Steve Sailer writes, below, that:

Seth Raynor (1874-1926) was a civil engineer hired in 1909 by Charles Blair Macdonald (1855-1939), the Canadian-American-Scottish originator of American golf course architecture, to help him build the National Golf Links of America in the Hamptons on Long Island. NGLA isn’t located on quite as awesome land as Pebble Beach or Ballybunion, but it’s the most fun golf course I’ve ever played.

As Macdonald downshifted his career in old age, Raynor, who never claimed to be much of a golfer, went on to build many dozens of golf courses using the “template” holes that Macdonald had picked out following a tour of the best golf courses in Scotland and England around 1900.


This reminds me of what P. G. Wodehouse, who before the Second World War shuttled back and forth between America and England with some regularity, wrote in his preface to his second golf story book,  The Heart of a Goof, in 1926, when the National Golf Links were only 15 years old.

He didn’t enjoy them quite as much:

One final word. The thoughtful reader, comparing this book with The Clicking of Cuthbert, will, no doubt, be struck by the poignant depth of feeling which pervades the present volume like the scent of muddy shoes in a locker-room: and it may be that he will conclude that, like so many English writers, I have fallen under the spell of the great Russians.

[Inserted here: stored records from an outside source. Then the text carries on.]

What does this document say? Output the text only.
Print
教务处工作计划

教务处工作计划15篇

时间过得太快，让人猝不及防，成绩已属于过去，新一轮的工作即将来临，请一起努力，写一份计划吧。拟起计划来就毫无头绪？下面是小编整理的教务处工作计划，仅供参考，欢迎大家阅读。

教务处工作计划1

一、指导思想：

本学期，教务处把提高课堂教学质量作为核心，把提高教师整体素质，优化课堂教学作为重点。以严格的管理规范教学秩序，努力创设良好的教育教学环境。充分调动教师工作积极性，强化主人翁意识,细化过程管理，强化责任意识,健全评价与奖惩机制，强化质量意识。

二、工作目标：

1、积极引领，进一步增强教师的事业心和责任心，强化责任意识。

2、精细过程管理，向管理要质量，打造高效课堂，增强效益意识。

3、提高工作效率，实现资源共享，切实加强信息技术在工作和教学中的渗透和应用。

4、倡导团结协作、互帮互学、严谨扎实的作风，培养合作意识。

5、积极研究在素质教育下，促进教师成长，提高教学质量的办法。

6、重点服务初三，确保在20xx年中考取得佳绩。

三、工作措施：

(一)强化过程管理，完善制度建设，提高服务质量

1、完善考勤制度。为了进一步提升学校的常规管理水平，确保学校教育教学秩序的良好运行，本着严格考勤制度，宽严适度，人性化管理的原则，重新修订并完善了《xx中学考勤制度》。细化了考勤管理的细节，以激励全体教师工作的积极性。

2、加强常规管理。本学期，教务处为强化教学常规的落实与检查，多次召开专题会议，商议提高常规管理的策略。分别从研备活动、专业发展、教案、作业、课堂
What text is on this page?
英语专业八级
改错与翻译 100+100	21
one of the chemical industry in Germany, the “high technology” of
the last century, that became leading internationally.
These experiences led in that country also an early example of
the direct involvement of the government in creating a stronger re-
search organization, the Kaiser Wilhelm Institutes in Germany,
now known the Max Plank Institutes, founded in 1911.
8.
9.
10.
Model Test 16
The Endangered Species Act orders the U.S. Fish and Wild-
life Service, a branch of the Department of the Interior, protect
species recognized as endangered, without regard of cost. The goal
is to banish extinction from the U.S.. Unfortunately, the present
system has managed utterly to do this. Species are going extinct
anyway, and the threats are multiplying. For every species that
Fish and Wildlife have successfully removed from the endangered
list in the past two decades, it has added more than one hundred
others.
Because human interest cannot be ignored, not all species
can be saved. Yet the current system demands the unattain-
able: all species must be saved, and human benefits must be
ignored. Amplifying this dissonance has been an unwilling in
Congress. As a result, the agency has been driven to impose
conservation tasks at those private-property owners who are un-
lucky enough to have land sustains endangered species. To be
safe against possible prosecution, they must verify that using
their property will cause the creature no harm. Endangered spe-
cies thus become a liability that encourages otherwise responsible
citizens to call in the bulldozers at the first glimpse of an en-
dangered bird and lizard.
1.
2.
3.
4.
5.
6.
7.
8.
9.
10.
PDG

This is not the case. While it is, of course, true that my style owes much to Dostoievsky, the heart-wringing qualities of such stories as ”The Awakening of Rollo Podmarsh” and ”Keeping in with Vosper” is due entirely to the fact that I have spent much time recently playing on the National Links at Southampton, Long Island, U.S.A. These links were constructed by an exiled Scot who conceived the dreadful idea of assembling on one course all the really foul holes in Great Britain. It cannot but leave its mark on a man when, after struggling through the Sahara at Sandwich [Sandwich is the course that Ian Fleming played in real life and James Bond in fiction] and the Alps at Prestwick, he finds himself faced by the Station-Master’s Garden hole at St. Andrew’s and knows that the Redan and the Eden are just round the corner. When you turn in a medal score of a hundred and eight on two successive days, you get to know something about Life.